Daniel L. Oberski, Frauke Kreuter
Differential Privacy and Social Science: An Urgent Puzzle

Harvard Data Science Review, 2020: 2, issue 1, (e-only)

Accessing and combining large amounts of data is important for quantitative social scientists, but increasing amounts of data also increase privacy risks. To mitigate these risks, important players in official statistics, academia, and business see a solution in the concept of differential privacy. In this opinion piece, we ask how differential privacy can benefit from social-scientific insights, and, conversely, how differential privacy is likely to transform social science. First, we put differential privacy in the larger context of social science. We argue that the discussion on implementing differential privacy has been clouded by incompatible subjective beliefs about risk, each perspective having merit for different data types.
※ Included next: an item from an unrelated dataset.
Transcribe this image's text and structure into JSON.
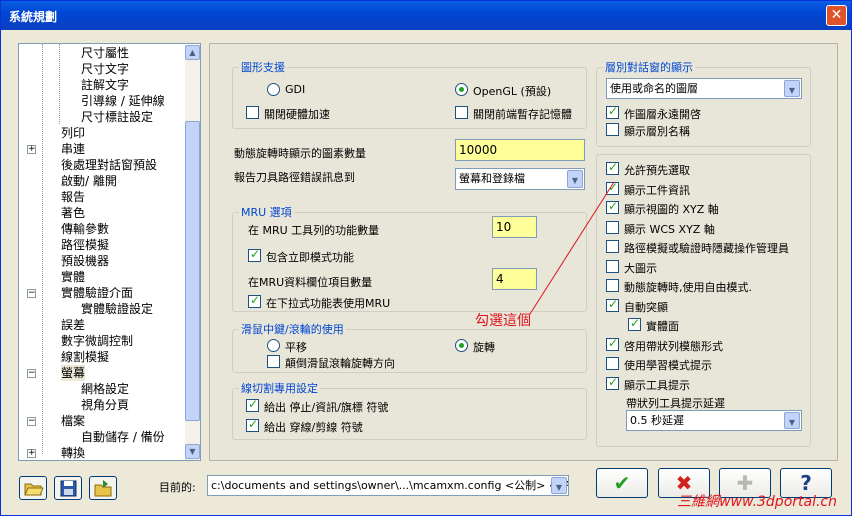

Moreover, we point out existing social-scientific insights that suggest limitations to the premises of differential privacy as a data protection approach. Second, we examine the likely consequences for social science if differential privacy is widely implemented. Clearly, workflows must change, and common social science data collection will become more costly. However, in addition to data protection, differential privacy may bring other positive side effects. These could solve some issues social scientists currently struggle with, such as p-hacking, data peeking, or overfitting; after all, differential privacy is basically a robust method to analyze data. We conclude that, in the discussion around privacy risks and data protection, a large number of disciplines must band together to solve this urgent puzzle of our time, including social science, computer science, ethics, law, and statistics, as well as public and private policy.